Hill’s wife, Val, is an award-winning quilter and has a studio inside their rural Bradford County home. Ever at Val’s side at quilting shows across the nation, Hill challenged himself to create some products that would appeal to the primarily female attendees of such events. His first invention was a pin holder with a magnet embedded in the bottom that kept pins from bouncing out.
Sales of the product were meager until Hill thought to construct wooden lids that he calls “kitty covers” and “feline foolers.”
“I came to realize that many of the quilters have cats in their studios, and the cats could knock over the pin holders,” Hill explained. “When I added the lids, sales went through the roof.”
Next came his biggest seller to date – the bobbin caddy – a three-inch tall cylinder with six bored grooves to hold bobbins of thread, along with a detachable lid that keeps them from falling out. After introducing them at a quilt show in the Midwest, several quilters asked if they could link to Hill’s website, www.fredhillwoodworking.com, to their own. He was immediately inundated with orders.
One day, a bowl that he was turning began to split. Hill inserted a plug to stop the run, but the flaw remained. In his early days, Hill would have simply discarded the piece. In jest, he thought to himself, “What I need now is a Bandaid.”
Hill’s playful ingenuity led to the unique remedy of applying wooden “Bandaids” and cloth stitches to pieces that not only saved them from the burn barrel but led to the repaired pieces being among the most popular items he takes to shows.
Hill finds inspiration for his pieces on his 32-acre homestead and in the course of traveling the world. Almost all of the wood he uses comes from his own property, and he has already planted nearly 2,000 trees – far more than he has cut down.
Approximately three years ago, Hill sought to further reduce the footprint of his hobby on the earth by installing 44 solar panels on a knoll north of his house. The 777-square foot solar farm generates more electricity than the Hills can use for most of the year. It was a relatively simple feat of engineering that Hill highly recommends to his friends and neighbors.
“As the technology advances, the costs of the panels are dropping about 20 percent per year,” he noted, adding that there are federal subsidies available to assist in the construction of solar farms.

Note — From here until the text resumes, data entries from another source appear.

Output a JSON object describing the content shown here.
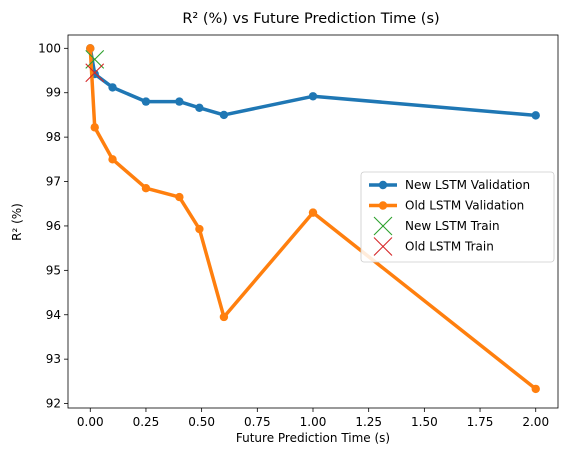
{
  "chart_data": {
    "type": "line",
    "title": "R² (%) vs Future Prediction Time (s)",
    "xlabel": "Future Prediction Time (s)",
    "ylabel": "R² (%)",
    "xlim": [
      -0.1,
      2.1
    ],
    "ylim": [
      91.9,
      100.3
    ],
    "xticks": [
      "0.00",
      "0.25",
      "0.50",
      "0.75",
      "1.00",
      "1.25",
      "1.50",
      "1.75",
      "2.00"
    ],
    "yticks": [
      "92",
      "93",
      "94",
      "95",
      "96",
      "97",
      "98",
      "99",
      "100"
    ],
    "grid": false,
    "legend_position": "center-right",
    "series": [
      {
        "name": "New LSTM Validation",
        "color": "#1f77b4",
        "marker": "circle",
        "x": [
          0.0,
          0.02,
          0.1,
          0.25,
          0.4,
          0.49,
          0.6,
          1.0,
          2.0
        ],
        "y": [
          100.0,
          99.42,
          99.12,
          98.8,
          98.8,
          98.66,
          98.5,
          98.92,
          98.49
        ]
      },
      {
        "name": "Old LSTM Validation",
        "color": "#ff7f0e",
        "marker": "circle",
        "x": [
          0.0,
          0.02,
          0.1,
          0.25,
          0.4,
          0.49,
          0.6,
          1.0,
          2.0
        ],
        "y": [
          100.0,
          98.22,
          97.5,
          96.85,
          96.65,
          95.93,
          93.95,
          96.3,
          92.33
        ]
      },
      {
        "name": "New LSTM Train",
        "color": "#2ca02c",
        "marker": "x",
        "x": [
          0.02
        ],
        "y": [
          99.75
        ]
      },
      {
        "name": "Old LSTM Train",
        "color": "#d62728",
        "marker": "x",
        "x": [
          0.02
        ],
        "y": [
          99.45
        ]
      }
    ]
  }
}
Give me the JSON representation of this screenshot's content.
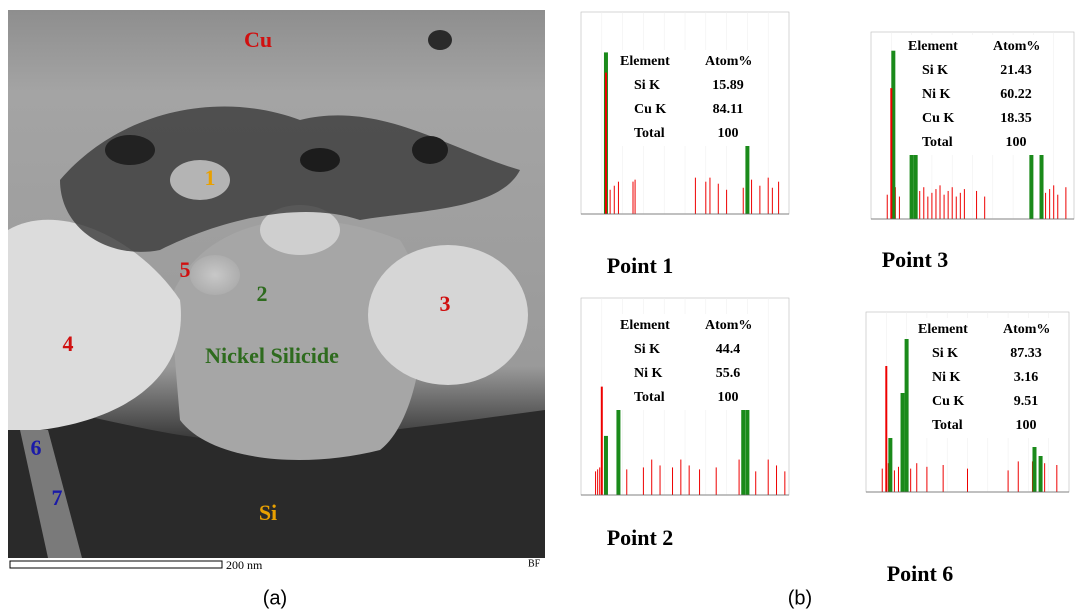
{
  "image": {
    "labels": [
      "Cu",
      "1",
      "5",
      "2",
      "Nickel Silicide",
      "3",
      "4",
      "6",
      "7",
      "Si"
    ],
    "scale_bar": "200 nm",
    "mode": "BF",
    "caption": "(a)"
  },
  "spectra": [
    {
      "title": "Point 1",
      "header": [
        "Element",
        "Atom%"
      ],
      "rows": [
        [
          "Si K",
          15.89
        ],
        [
          "Cu K",
          84.11
        ],
        [
          "Total",
          100
        ]
      ]
    },
    {
      "title": "Point 3",
      "header": [
        "Element",
        "Atom%"
      ],
      "rows": [
        [
          "Si K",
          21.43
        ],
        [
          "Ni K",
          60.22
        ],
        [
          "Cu K",
          18.35
        ],
        [
          "Total",
          100
        ]
      ]
    },
    {
      "title": "Point 2",
      "header": [
        "Element",
        "Atom%"
      ],
      "rows": [
        [
          "Si K",
          44.4
        ],
        [
          "Ni K",
          55.6
        ],
        [
          "Total",
          100
        ]
      ]
    },
    {
      "title": "Point 6",
      "header": [
        "Element",
        "Atom%"
      ],
      "rows": [
        [
          "Si K",
          87.33
        ],
        [
          "Ni K",
          3.16
        ],
        [
          "Cu K",
          9.51
        ],
        [
          "Total",
          100
        ]
      ]
    }
  ],
  "caption": "(b)"
}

Despite optical problems that have temporarily robbed Hill of his depth perception, the master wood turner enjoys sharing his craft with as many as 12 students per year at his home studio. He is quick to tell him them how far he has come in his 30 years as a woodworker and that he is far from finished in developing his skills and products.
“I’m still growing,” Hill stated. “There’s a lot left that I want to accomplish.”
Hill generates electricity for his wood shop and his home with a field full of solar panels. He has also planted nearly 2,000 trees on his property.